The Adjustment Bureau, starring Matt Damon and Emily Blunt, is loosely based on the 1954 short story “The Adjustment Team” by Philip K. Dick. His short stories have been brought to the big screen many times for such films as Blade Runner, Total Recall, A Scanner Darkly, and Minority Report. The Adjustment Bureau tackles Dick’s familiar themes of fate and control (or lack thereof) over one’s own destiny, however it is only thematically related to its original source material.
Damon plays a well-liked young congressman named David Norris who seems destined to become president, until a past college prank derails his popularity in the upcoming election. A chance encounter with a woman named Elise (Blunt) changes his life. He feels destined to be with Elise, but the universe is doing its best to keep them apart. Norris is constantly followed by mysterious men in hats who are determined to keep him on track according to “the plan.” The plan was written by “The Chairman,” and his bureau is the otherworldly agents that keep the plan on track.
The Adjustment Bureau gets off to a great start, but ultimately can’t keep the momentum going. The early scenes of Norris’ campaign, his first chance meeting with Elise, and his early encounters with the Adjustment Bureau offer intrigue and excitement. However, as the movie goes on it becomes more and more about trying to outrun the bureau than anything else. The concepts about how much control people have over their own lives, and how one action can so easily affect another are so much more interesting than the love story this movie ends up revolving around.
The idea that The Chairman and his bureau are so obsessed with Norris and Elise is hard to buy even in the context of this movie. There is just not enough reason to care about this couple and what their future will be. When it comes down to nothing ever really seems to be at stake. The theme of “love conquers all” has been done so many times and this movie does not bring anything new or exciting to the concept. The idea of a plan being written by a higher power should have been more fully explored. In this movie it practically seems as though Norris and Elise are the only ones impacted by the forces of a “master plan.” It’s disappointing to see interesting ideas pushed aside in favor of a conventional love story.

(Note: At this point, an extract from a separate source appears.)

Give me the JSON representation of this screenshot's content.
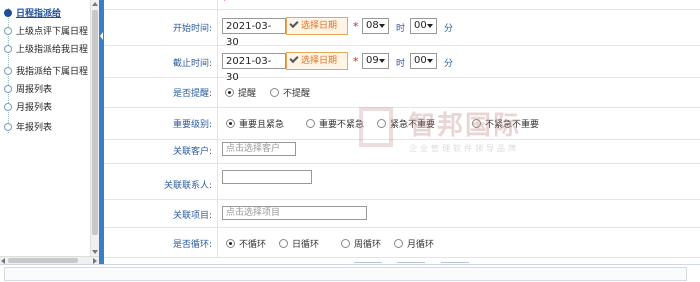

The Blu-ray picture looks great. The movie is presented in 1080p 1.85:1 with a VC-1 encoded transfer. The images are sharp and detailed even when the scenes take place in the dark or low lighting locations. The movie certainly lives up to the current standards of video presentation. The sound is presented in DTS-HD Master Audio 5.1. The mix makes good use of all the speakers with the ambient noise of New York City coming through the surrounds, creating an immersive feel. The dialogue is clear and mixed at a volume where it does not get drowned out by the other sounds. The Blu-ray hosts the usual array of special features including deleted scenes, feature commentary with writer/director George Nolfi, a “Labyrinth of Doors” featurette spotlighting various locations from the movie, interviews with Damon and Blunt discussing their characters, and a featurette about how Blunt prepared for her role as a professional dancer.